To reduce the occurrence of these absolutely avoidable losses in our community, our goal must to be to get people talking about mental health issues and mental wellness.
As we, our families and our neighbors struggle during this economy, more and more of us are stressed. Many are under greater strains than ever before, and some of us don’t know these feelings of despair, hopelessness, desperation and misery may be signs of a mental health crisis.
Some are rich, some are poor, some are famous and some are invisible.
Kyle Jensen, 18, of Huguenot, N.Y., came out from under a platform at the last minute as a train was pulling into the station in New York one recent Tuesday evening and ended his life.

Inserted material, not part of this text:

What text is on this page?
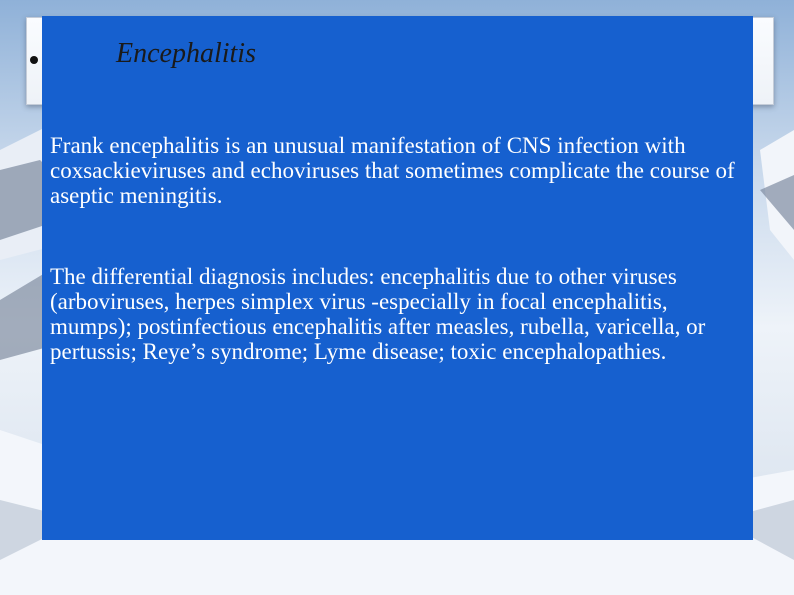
Frank encephalitis is an unusual manifestation of CNS infection with coxsackieviruses and echoviruses that sometimes complicate the course of aseptic meningitis.

The differential diagnosis includes: encephalitis due to other viruses (arboviruses, herpes simplex virus -especially in focal encephalitis, mumps); postinfectious encephalitis after measles, rubella, varicella, or pertussis; Reye’s syndrome; Lyme disease; toxic encephalopathies.

Encephalitis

There were signs of trouble. Jensen placed somber lyrics of his own devising on his Facebook page and posted the song “Suicide Season.” “He would put on a cover and make it like he was not depressed but anyone could see through that he was depressed,” said a friend on his Facebook page.
Former Olympic sprinter Antonio Pettigrew, who admitted to doping and was stripped of a gold medal, committed suicide by overdosing on a drug commonly found in sleeping pills, according to an autopsy report released recently.
Or consider gifted football player Kenny McKinley. In college, just a couple of years ago, he broke most of the major receiving records at South Carolina University. He signed a contract worth almost $2 million a year. He was a father of a 1-year-old boy. Last month, he was discovered dead in the bedroom of his home. He put a pistol in a pillow and shot himself in the head.
Although he had made statements while playing dominoes with a friend that he should, “just kill myself,”no one believed he was serious. He had a great life full of promise, but that was not enough to keep him from ending it prematurely.
Like so many others, McKinley didn’t see depression for what it is: a treatable illness.
Depression and anxiety are underreported and undertreated, especially in men. Most often, it is seen as something to be ashamed of, to hide or risk ridicule, but rarely something to talk about.
Ricky Williams, NFL star running back and former Heisman Trophy winner, recently spoke about his time battling depression and anxiety. He claims there is a physical prejudice in illnesses. Teams address a physical, observable injury by doing everything in their power to make sure treatment occurs and works. Not so with an emotional injury.
Why is it easier to talk about torn knees than depression? Or to talk about lost jobs than lost hope?
What if it is not the illness that is so dangerous, it is our shared attitude? What if it really is stigma that is perpetuated in our culture that leads to death? Scary thought, isn’t it?
What if the cure is for all of us to recognize pain in others and support them as they seek sources of healing?
A lot of questions need addressing. Talking about it and exploring why are important first steps.
Perhaps the biggest leap in treating the depression and hopelessness of others is that we acknowledge it. We collectively support those affected by celebrating their worth by pointing them toward help and telling them they do not deserve to suffer. To seek help, regardless if that help involves talking to a friend, a pastor, a doctor or a mental health professional.
The message should be the same: You do not have to live in pain. Get help now.
David S. Proffitt is president and CEO of The Acadia Hospital in Bangor.